Senator Claire McCaskill of Missouri, who’s been very good on the war contractor issue, voted in favor of defunding ACORN. All but seven Democrats voted for it the first time around, and then the next time around there were ten Democrats that voted against it in the Senate. What we have here are Democrats going out of their way to target an organization that has 500,000 member families and doing almost nothing to go up against the $300 billion-a-year contracting industry that literally is making a killing off of the wars in Iraq and Afghanistan and elsewhere, and these are companies that have actual convictions, actual rap sheets. They are companies that are actually corporate felons.

Juan, you mentioned Representative Betty McCollum’s legislation, the Against Corporations Organizing to Rip-off the Nation Act of 2009. It’s called the ACORN Act. What that would do would be to “prohibit”—and this is a quote—“prohibit the federal government from awarding contracts, grants or other agreements to providing any other federal funds to or engaging in activities that promote certain corporations or companies guilty of certain felony convictions.”

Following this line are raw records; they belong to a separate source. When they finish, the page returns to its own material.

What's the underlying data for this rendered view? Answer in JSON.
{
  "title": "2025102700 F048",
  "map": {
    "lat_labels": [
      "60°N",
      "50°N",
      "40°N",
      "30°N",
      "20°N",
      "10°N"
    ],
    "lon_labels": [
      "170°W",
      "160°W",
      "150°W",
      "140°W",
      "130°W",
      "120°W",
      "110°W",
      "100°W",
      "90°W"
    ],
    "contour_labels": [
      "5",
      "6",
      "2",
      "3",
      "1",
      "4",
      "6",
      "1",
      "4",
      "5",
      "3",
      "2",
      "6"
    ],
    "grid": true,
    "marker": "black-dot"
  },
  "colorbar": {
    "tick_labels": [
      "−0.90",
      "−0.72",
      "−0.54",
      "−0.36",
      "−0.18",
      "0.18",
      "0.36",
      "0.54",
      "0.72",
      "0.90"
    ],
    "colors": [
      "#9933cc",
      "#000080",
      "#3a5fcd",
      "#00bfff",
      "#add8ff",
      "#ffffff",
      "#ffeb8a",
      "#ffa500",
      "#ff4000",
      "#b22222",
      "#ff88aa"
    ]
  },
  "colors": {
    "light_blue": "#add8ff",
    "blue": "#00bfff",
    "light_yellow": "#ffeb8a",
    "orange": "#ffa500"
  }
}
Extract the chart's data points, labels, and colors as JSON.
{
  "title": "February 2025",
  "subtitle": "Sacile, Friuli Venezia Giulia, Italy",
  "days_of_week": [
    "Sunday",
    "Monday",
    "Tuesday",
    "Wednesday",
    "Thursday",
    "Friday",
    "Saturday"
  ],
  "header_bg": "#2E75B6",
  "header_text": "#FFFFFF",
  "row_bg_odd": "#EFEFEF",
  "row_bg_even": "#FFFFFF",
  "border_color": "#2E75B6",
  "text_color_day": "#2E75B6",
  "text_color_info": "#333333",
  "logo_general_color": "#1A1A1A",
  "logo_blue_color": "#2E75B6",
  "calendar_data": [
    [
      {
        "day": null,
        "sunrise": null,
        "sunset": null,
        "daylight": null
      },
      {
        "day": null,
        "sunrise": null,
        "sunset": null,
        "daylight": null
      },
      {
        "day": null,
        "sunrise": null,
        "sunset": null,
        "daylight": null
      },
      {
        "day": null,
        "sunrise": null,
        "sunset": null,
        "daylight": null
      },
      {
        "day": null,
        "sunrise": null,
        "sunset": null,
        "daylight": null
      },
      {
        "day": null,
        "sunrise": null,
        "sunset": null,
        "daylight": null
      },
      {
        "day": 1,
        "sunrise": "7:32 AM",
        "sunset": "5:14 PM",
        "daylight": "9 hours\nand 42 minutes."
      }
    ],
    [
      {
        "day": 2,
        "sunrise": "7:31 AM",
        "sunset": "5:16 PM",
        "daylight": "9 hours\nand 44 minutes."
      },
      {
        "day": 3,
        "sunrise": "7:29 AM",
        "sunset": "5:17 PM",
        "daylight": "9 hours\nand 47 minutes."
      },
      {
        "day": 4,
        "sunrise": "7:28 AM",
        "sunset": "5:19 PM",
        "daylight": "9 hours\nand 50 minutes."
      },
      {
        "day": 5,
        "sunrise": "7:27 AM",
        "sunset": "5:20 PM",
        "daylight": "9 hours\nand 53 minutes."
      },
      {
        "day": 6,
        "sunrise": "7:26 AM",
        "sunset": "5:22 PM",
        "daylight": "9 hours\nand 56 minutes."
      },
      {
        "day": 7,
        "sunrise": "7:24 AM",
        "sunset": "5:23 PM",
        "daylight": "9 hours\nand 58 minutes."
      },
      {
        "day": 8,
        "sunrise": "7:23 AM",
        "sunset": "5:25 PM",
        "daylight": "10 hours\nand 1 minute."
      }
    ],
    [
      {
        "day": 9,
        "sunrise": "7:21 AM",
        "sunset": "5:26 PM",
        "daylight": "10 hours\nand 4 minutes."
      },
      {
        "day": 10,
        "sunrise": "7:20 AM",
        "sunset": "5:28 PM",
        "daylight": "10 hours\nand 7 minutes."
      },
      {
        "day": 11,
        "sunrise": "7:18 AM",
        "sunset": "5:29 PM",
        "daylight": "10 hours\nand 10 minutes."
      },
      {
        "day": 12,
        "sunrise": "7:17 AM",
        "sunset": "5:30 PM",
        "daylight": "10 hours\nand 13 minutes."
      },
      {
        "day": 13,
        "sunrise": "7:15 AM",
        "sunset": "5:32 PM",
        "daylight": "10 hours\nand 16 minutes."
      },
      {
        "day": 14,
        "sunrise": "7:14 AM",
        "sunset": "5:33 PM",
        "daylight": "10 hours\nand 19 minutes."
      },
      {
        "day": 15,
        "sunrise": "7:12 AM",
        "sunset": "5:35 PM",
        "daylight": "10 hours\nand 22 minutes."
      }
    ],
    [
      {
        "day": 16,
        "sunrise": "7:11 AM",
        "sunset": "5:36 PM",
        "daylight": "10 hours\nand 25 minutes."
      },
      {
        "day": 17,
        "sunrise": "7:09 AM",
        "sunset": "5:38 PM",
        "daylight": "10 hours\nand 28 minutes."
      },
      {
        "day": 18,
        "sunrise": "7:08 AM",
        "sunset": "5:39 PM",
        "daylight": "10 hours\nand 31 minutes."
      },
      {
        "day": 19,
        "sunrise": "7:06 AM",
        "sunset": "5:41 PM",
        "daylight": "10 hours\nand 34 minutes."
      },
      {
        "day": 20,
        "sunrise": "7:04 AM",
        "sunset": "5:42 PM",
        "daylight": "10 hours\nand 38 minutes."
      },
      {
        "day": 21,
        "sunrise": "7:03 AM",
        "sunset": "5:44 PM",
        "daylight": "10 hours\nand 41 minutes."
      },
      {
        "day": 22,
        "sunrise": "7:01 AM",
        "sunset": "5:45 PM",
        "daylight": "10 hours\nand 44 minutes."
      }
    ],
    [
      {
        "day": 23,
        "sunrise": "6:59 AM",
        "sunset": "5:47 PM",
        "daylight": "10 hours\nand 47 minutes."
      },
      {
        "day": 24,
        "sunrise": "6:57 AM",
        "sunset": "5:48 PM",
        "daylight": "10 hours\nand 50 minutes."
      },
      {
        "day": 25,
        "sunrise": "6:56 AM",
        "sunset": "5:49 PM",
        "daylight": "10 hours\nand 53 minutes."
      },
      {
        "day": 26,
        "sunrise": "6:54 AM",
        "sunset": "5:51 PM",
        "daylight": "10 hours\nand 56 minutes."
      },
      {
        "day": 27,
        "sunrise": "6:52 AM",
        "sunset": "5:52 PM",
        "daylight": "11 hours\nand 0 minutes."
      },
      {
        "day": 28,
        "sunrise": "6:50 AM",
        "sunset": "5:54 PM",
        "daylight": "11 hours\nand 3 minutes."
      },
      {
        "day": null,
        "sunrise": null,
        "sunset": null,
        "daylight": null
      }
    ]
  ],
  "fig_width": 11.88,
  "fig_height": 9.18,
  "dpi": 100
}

In particular, Betty McCollum targets Pfizer, the massive pharmaceutical company, the maker of the most popular drug in the Senate, Viagra. Pfizer recently settled with the US Justice Department what was described as the largest fraud—healthcare fraud settlement in the history of the US Justice Department. The total fines paid out by Pfizer were almost $3 billion—with a “b”—$3 billion for fraud, for mislabeling or mismarketing the purposes of an anti-inflammatory drug called Bexstra. They had to settle with various states’ Medicare programs for fraud. Yet, this is a company that received in 2007 $77 million in US government contracts. Betty McCollum’s legislation would seek to prevent this, would seek to stop it, because what you’re seeing is that when the—even though the Justice Department settled with Pfizer and this massive amount of money was paid, it’s really nothing to Pfizer in the broader sense of it, because Pfizer makes $40 billion a year in profits. Just in profits.